W tej sytuacji LOT zarządził przegląd pozostałych czterech dreamlinerów. W tym celu z Seattle przyjechała ekipa mechaników z Boeinga, która w jednym z kontrolowanych samolotów również stwierdziła brak filtra niskiego ciśnienia w jednym z silników. W pozostałych trzech maszynach filtry były.

I chociaż, jak zapewniają mechanicy, brak jednego z filtrów paliwa nie stanowi zagrożenia dla bezpieczeństwa lotu, to jednak na czas przeglądu LOT zdecydował się wynająć boeingi 777 i boeinga 767 od innego przewoźnika, EuroAtlantic. Obecnie, po przeglądzie przy udziale ekspertów z Boeinga, wszystkich pięć dreamlinerów wraca do siatki połączeń.

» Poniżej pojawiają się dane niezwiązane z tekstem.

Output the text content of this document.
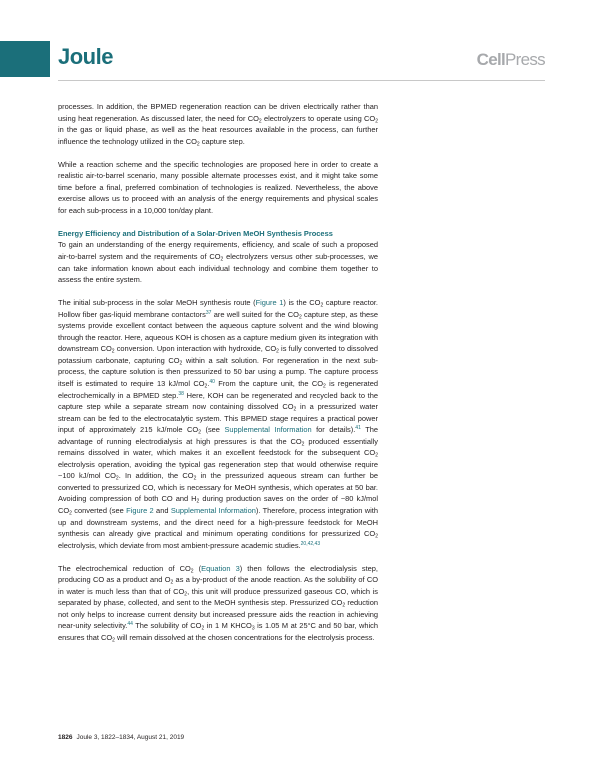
Joule	CellPress

processes. In addition, the BPMED regeneration reaction can be driven electrically rather than using heat regeneration. As discussed later, the need for $CO_2$ electrolyzers to operate using $CO_2$ in the gas or liquid phase, as well as the heat resources available in the process, can further influence the technology utilized in the $CO_2$ capture step.

While a reaction scheme and the specific technologies are proposed here in order to create a realistic air-to-barrel scenario, many possible alternate processes exist, and it might take some time before a final, preferred combination of technologies is realized. Nevertheless, the above exercise allows us to proceed with an analysis of the energy requirements and physical scales for each sub-process in a 10,000 ton/day plant.

Energy Efficiency and Distribution of a Solar-Driven MeOH Synthesis Process

To gain an understanding of the energy requirements, efficiency, and scale of such a proposed air-to-barrel system and the requirements of $CO_2$ electrolyzers versus other sub-processes, we can take information known about each individual technology and combine them together to assess the entire system.

The initial sub-process in the solar MeOH synthesis route (Figure 1) is the $CO_2$ capture reactor. Hollow fiber gas-liquid membrane contactors$^{37}$ are well suited for the $CO_2$ capture step, as these systems provide excellent contact between the aqueous capture solvent and the wind blowing through the reactor. Here, aqueous KOH is chosen as a capture medium given its integration with downstream $CO_2$ conversion. Upon interaction with hydroxide, $CO_2$ is fully converted to dissolved potassium carbonate, capturing $CO_2$ within a salt solution. For regeneration in the next sub-process, the capture solution is then pressurized to 50 bar using a pump. The capture process itself is estimated to require 13 kJ/mol $CO_2.^{40}$ From the capture unit, the $CO_2$ is regenerated electrochemically in a BPMED step.$^{38}$ Here, KOH can be regenerated and recycled back to the capture step while a separate stream now containing dissolved $CO_2$ in a pressurized water stream can be fed to the electrocatalytic system. This BPMED stage requires a practical power input of approximately 215 kJ/mole $CO_2$ (see Supplemental Information for details).$^{41}$ The advantage of running electrodialysis at high pressures is that the $CO_2$ produced essentially remains dissolved in water, which makes it an excellent feedstock for the subsequent $CO_2$ electrolysis operation, avoiding the typical gas regeneration step that would otherwise require ~100 kJ/mol $CO_2$. In addition, the $CO_2$ in the pressurized aqueous stream can further be converted to pressurized CO, which is necessary for MeOH synthesis, which operates at 50 bar. Avoiding compression of both CO and $H_2$ during production saves on the order of ~80 kJ/mol $CO_2$ converted (see Figure 2 and Supplemental Information). Therefore, process integration with up and downstream systems, and the direct need for a high-pressure feedstock for MeOH synthesis can already give practical and minimum operating conditions for pressurized $CO_2$ electrolysis, which deviate from most ambient-pressure academic studies.$^{20,42,43}$

The electrochemical reduction of $CO_2$ (Equation 3) then follows the electrodialysis step, producing CO as a product and $O_2$ as a by-product of the anode reaction. As the solubility of CO in water is much less than that of $CO_2$, this unit will produce pressurized gaseous CO, which is separated by phase, collected, and sent to the MeOH synthesis step. Pressurized $CO_2$ reduction not only helps to increase current density but increased pressure aids the reaction in achieving near-unity selectivity.$^{44}$ The solubility of $CO_2$ in 1 M $KHCO_3$ is 1.05 M at 25°C and 50 bar, which ensures that $CO_2$ will remain dissolved at the chosen concentrations for the electrolysis process.

1826 Joule 3, 1822–1834, August 21, 2019
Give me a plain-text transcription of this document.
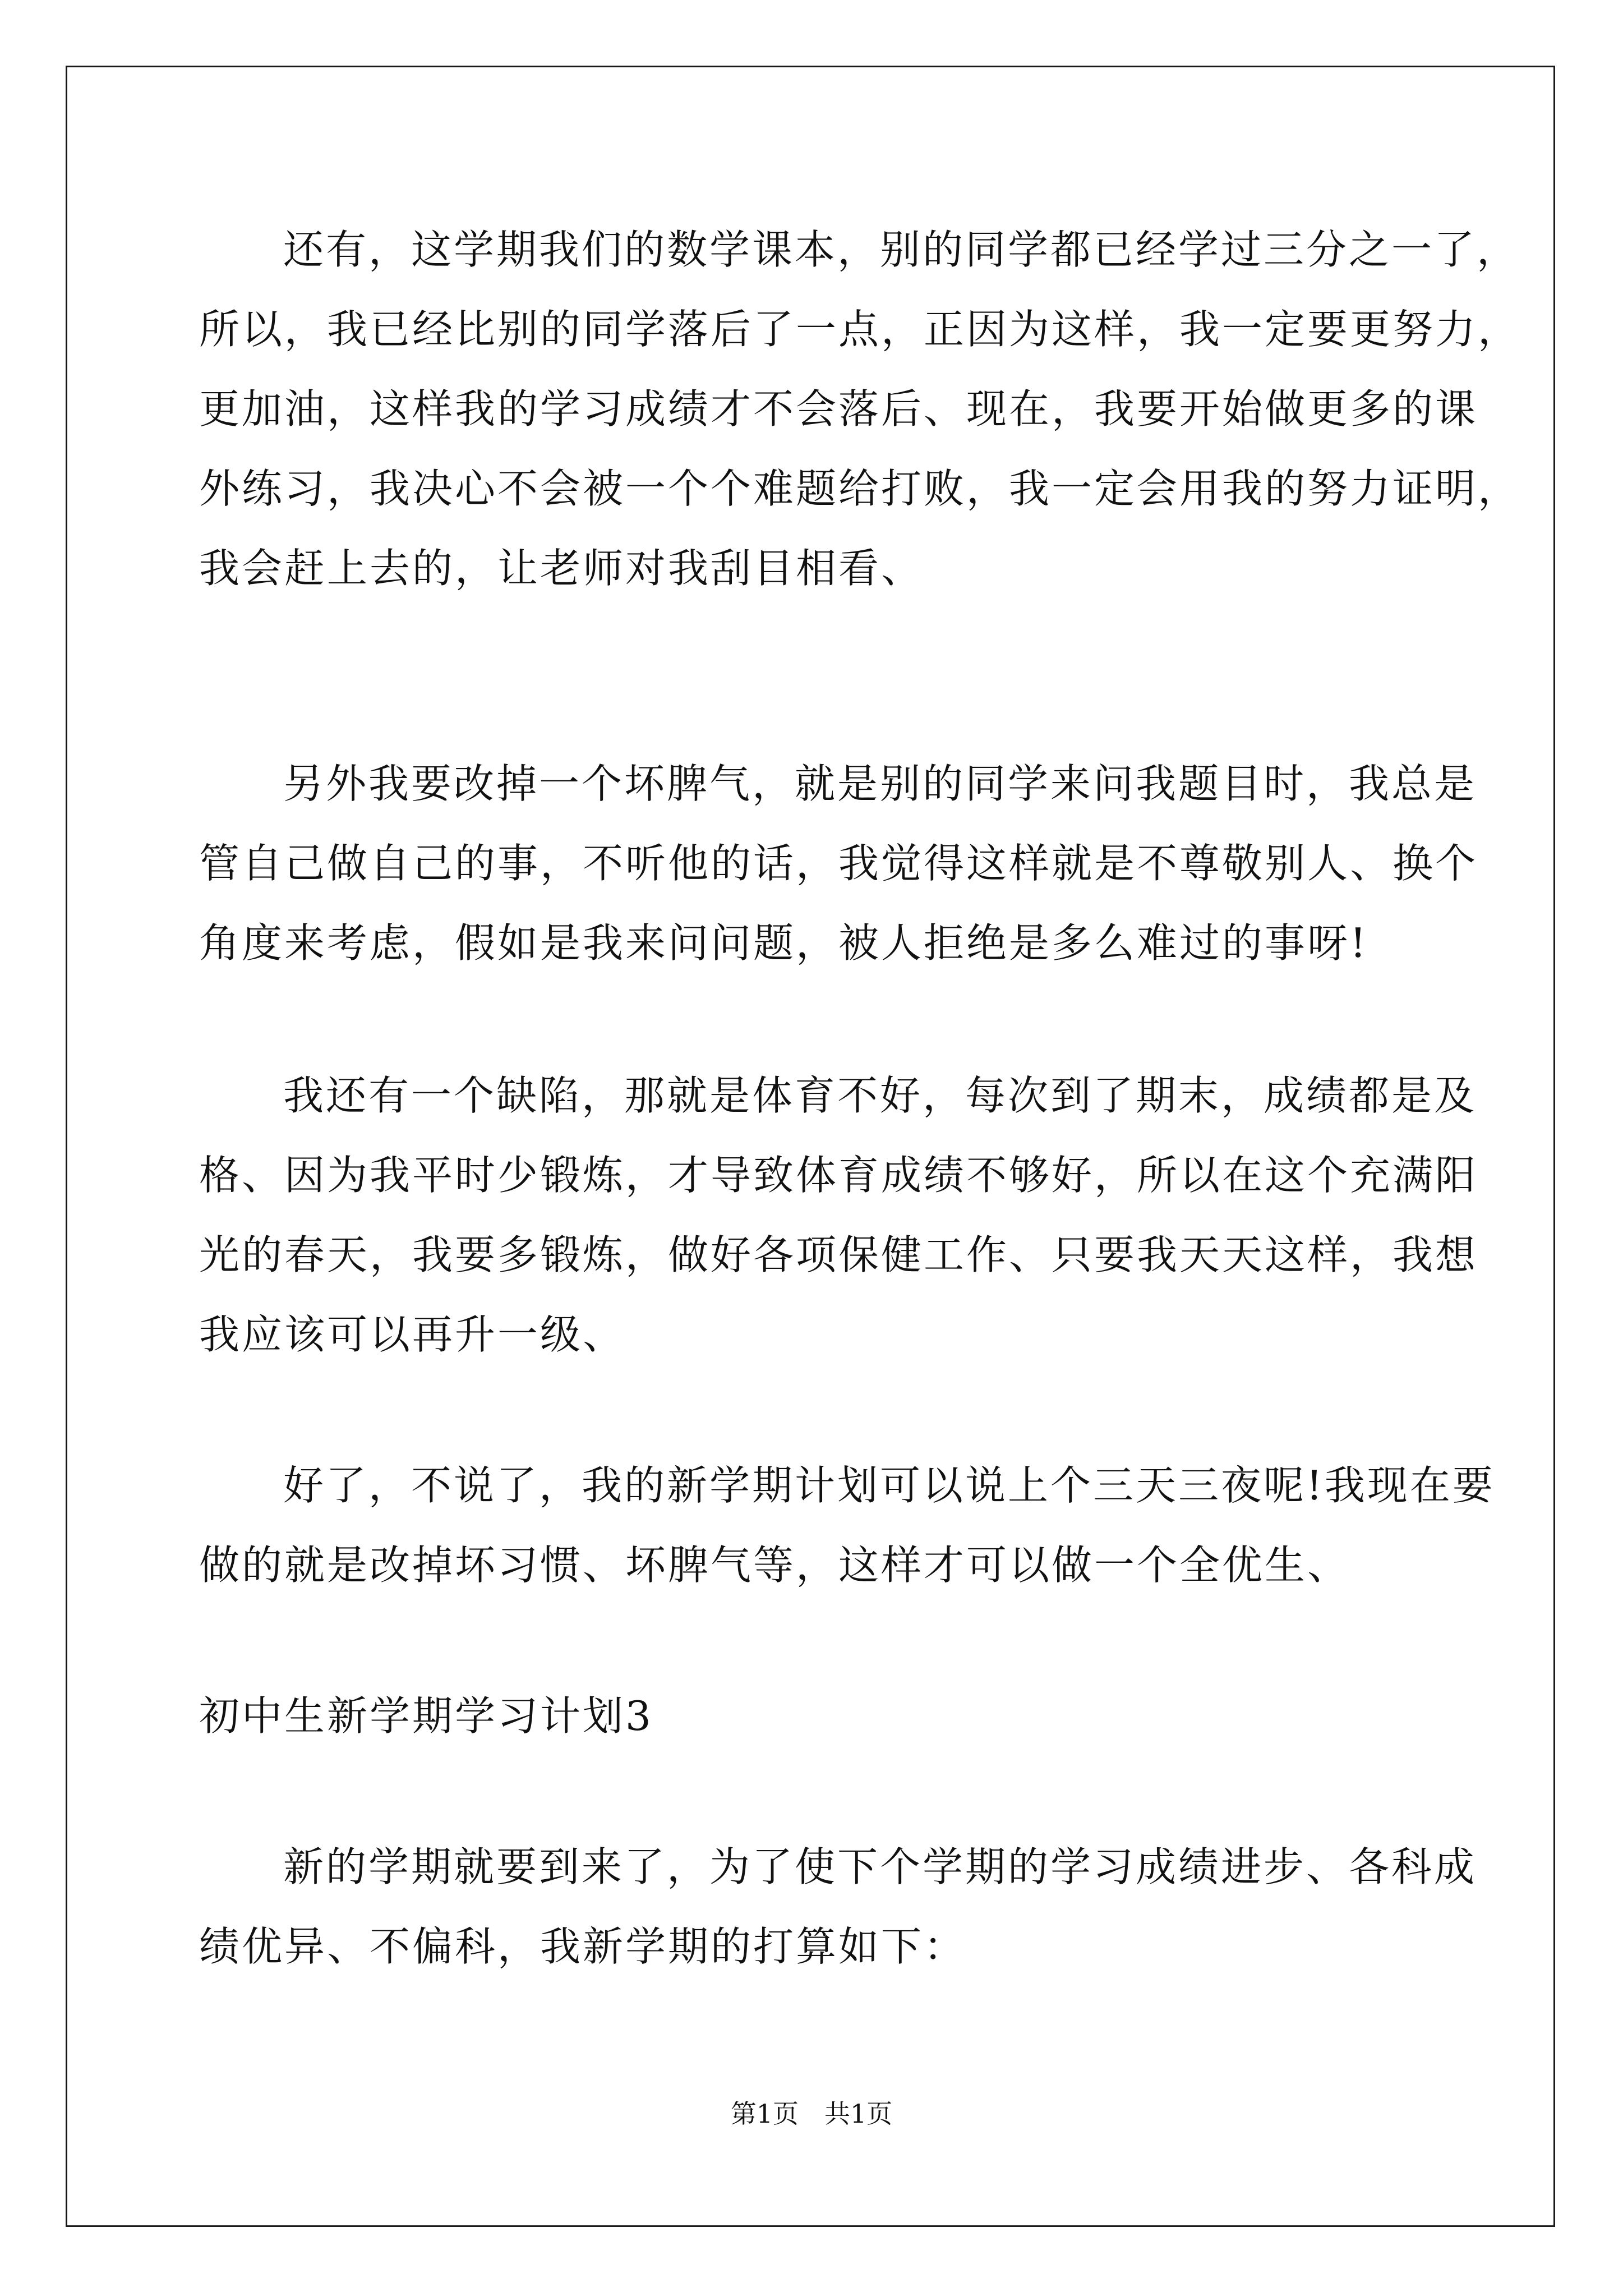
还有，这学期我们的数学课本，别的同学都已经学过三分之一了，
所以，我已经比别的同学落后了一点，正因为这样，我一定要更努力，
更加油，这样我的学习成绩才不会落后、现在，我要开始做更多的课
外练习，我决心不会被一个个难题给打败，我一定会用我的努力证明，
我会赶上去的，让老师对我刮目相看、
另外我要改掉一个坏脾气，就是别的同学来问我题目时，我总是
管自己做自己的事，不听他的话，我觉得这样就是不尊敬别人、换个
角度来考虑，假如是我来问问题，被人拒绝是多么难过的事呀!
我还有一个缺陷，那就是体育不好，每次到了期末，成绩都是及
格、因为我平时少锻炼，才导致体育成绩不够好，所以在这个充满阳
光的春天，我要多锻炼，做好各项保健工作、只要我天天这样，我想
我应该可以再升一级、
好了，不说了，我的新学期计划可以说上个三天三夜呢!我现在要
做的就是改掉坏习惯、坏脾气等，这样才可以做一个全优生、
初中生新学期学习计划3
新的学期就要到来了，为了使下个学期的学习成绩进步、各科成
绩优异、不偏科，我新学期的打算如下：
第1页　共1页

PLL LOT, zgodnie z procedurami, poinformował o tym zdarzeniu Urząd Lotnictwa Cywilnego. Samolot, w którym stwierdzono brak filtrów paliwa, został dostarczony LOT-owi bezpośrednio przez producenta i od tego momentu maszyna była używana zgodnie z jego wskazaniami. Procedury kategorycznie zakazują linii lotniczej otwieranie silnika. To jeden z tych elementów, który jest serwisowany bezpośrednio przez producenta lub jego certyfikowanych podwykonawców.

PLL LOT poinformował jednocześnie, że dopisze dodatkowe koszty związane z tą sytuacją do ogólnego rachunku którym zamierza obciążyć Boeinga. Obydwie strony mają nadzieję, że rozmowy o odszkodowaniu za uziemione i niesprawne B787 powinny zakończyć się do końca tego roku.